Para a concretização do plano de limpeza do espaço urbano, caracterizado por inúmeras construções precárias e de génese clandestina, as autoridades têm vindo a proceder à demolição de centenas de habitações mas também de lugares de culto, nomeadamente templos cristãos pertencentes à Igreja Evangélica.
“As escavadoras derrubaram as paredes e os pilares e o telhado desabou por falta de sustentação”, explicou Fouzia Bibi à agência de notícias Asia News. Apesar de a Igreja de São José ter sido derrubada a 25 de Agosto, os fiéis não deixaram de continuar a usar o espaço para momentos de oração. No primeiro domingo de Setembro, por exemplo, e ainda segundo Fouzia Bibi, a comunidade cristã esteve reunida e celebrou até a Santa Missa. “Celebrámos a missa entre os escombros da igreja demolida. Graças à equipa local da Caritas, que forneceu lonas e materiais para cobrir parte da igreja…”
A Fundação AIS já alertou, em Abril, para as consequências dramáticas que podem advir deste complexo processo de limpeza do espaço urbano em Karachi, no Paquistão. Então, tinham sido já demolidas as casas de cerca de 450 famílias cristãs em Hyderabad por ordem do governo provincial de Sindh, por alegadamente serem construções clandestinas e pela necessidade de limpeza de cursos de água existentes na região.
A decisão de limpeza da área urbana foi tomada no ano passado após terem ocorrido fortes inundações no espaço urbano. Caso avance na totalidade este plano, calcula-se que poderão vir a ser demolidas cerca de 14 mil habitações e 3 mil lojas.

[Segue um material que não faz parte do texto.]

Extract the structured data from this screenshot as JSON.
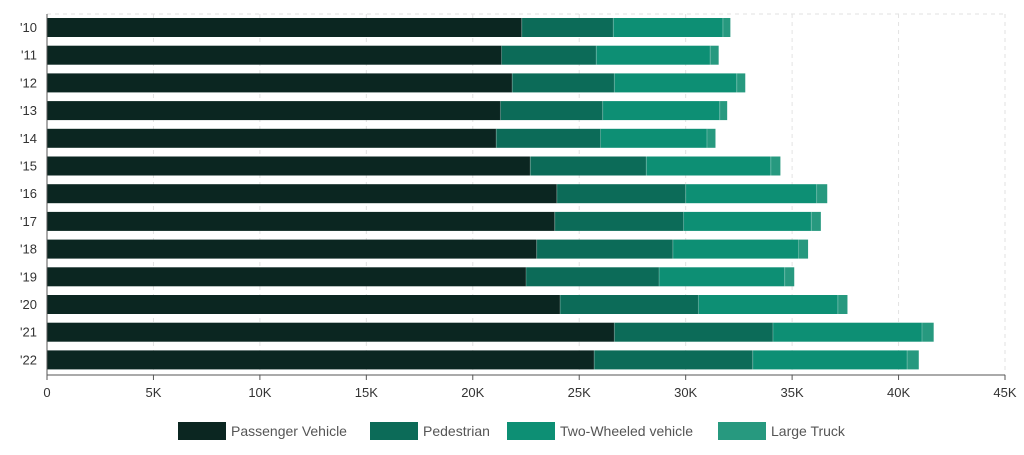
{
  "chart_data": {
    "type": "bar",
    "orientation": "horizontal",
    "stacked": true,
    "categories": [
      "'10",
      "'11",
      "'12",
      "'13",
      "'14",
      "'15",
      "'16",
      "'17",
      "'18",
      "'19",
      "'20",
      "'21",
      "'22"
    ],
    "series": [
      {
        "name": "Passenger Vehicle",
        "color": "#0b2621",
        "values": [
          22300,
          21350,
          21850,
          21300,
          21100,
          22700,
          23950,
          23850,
          23000,
          22500,
          24100,
          26650,
          25700
        ]
      },
      {
        "name": "Pedestrian",
        "color": "#0c6b58",
        "values": [
          4300,
          4450,
          4800,
          4800,
          4900,
          5450,
          6050,
          6050,
          6400,
          6250,
          6500,
          7450,
          7450
        ]
      },
      {
        "name": "Two-Wheeled vehicle",
        "color": "#0d8f74",
        "values": [
          5150,
          5350,
          5750,
          5500,
          5000,
          5850,
          6150,
          6000,
          5900,
          5900,
          6550,
          7000,
          7250
        ]
      },
      {
        "name": "Large Truck",
        "color": "#27997f",
        "values": [
          350,
          400,
          400,
          350,
          400,
          450,
          500,
          450,
          450,
          450,
          450,
          550,
          550
        ]
      }
    ],
    "xlim": [
      0,
      45000
    ],
    "xticks": [
      {
        "value": 0,
        "label": "0"
      },
      {
        "value": 5000,
        "label": "5K"
      },
      {
        "value": 10000,
        "label": "10K"
      },
      {
        "value": 15000,
        "label": "15K"
      },
      {
        "value": 20000,
        "label": "20K"
      },
      {
        "value": 25000,
        "label": "25K"
      },
      {
        "value": 30000,
        "label": "30K"
      },
      {
        "value": 35000,
        "label": "35K"
      },
      {
        "value": 40000,
        "label": "40K"
      },
      {
        "value": 45000,
        "label": "45K"
      }
    ],
    "grid": true,
    "legend_position": "bottom-center"
  }
}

Anum Arif, uma voluntária da Caritas em Karachi, explicou à Fundação AIS que há centenas de famílias cristãs que habitam em bairros de lata nesta região. As casas começaram entretanto a ser assinaladas consoante a localização em que se encontram e se estão, ou não, incluídas no processo de demolição.
O tribunal ordenou que fosse dada uma compensação às famílias que vão perder as suas habitações, mas esta é também uma questão sensível. “O meu avô emigrou da província de Punjab e comprou 15 mil pés quadrados de terra a apenas 30 pés do rio. Outros parentes também possuem várias casas”, explica Anum Arif.
“As casas estão marcadas com a percentagem de demolição que vai ser realizada. Os que têm as suas casas marcadas com 100% têm de as desocupar em sete dias. A nossa casa está marcada com 85%. Todos nós temos os documentos do arrendamento, mas o governo de Sindh recusa-se agora a aceitá-los”, disse ainda.
Desconhece-se quais serão os valores indemnizatórios com que as autoridades pensam compensar estas famílias. Segundo revelou a voluntária da Caritas à Fundação AIS, esse valor poderá ser de cerca de 15 mil rupias por agregado familiar, ou seja, cerca de 80 euros.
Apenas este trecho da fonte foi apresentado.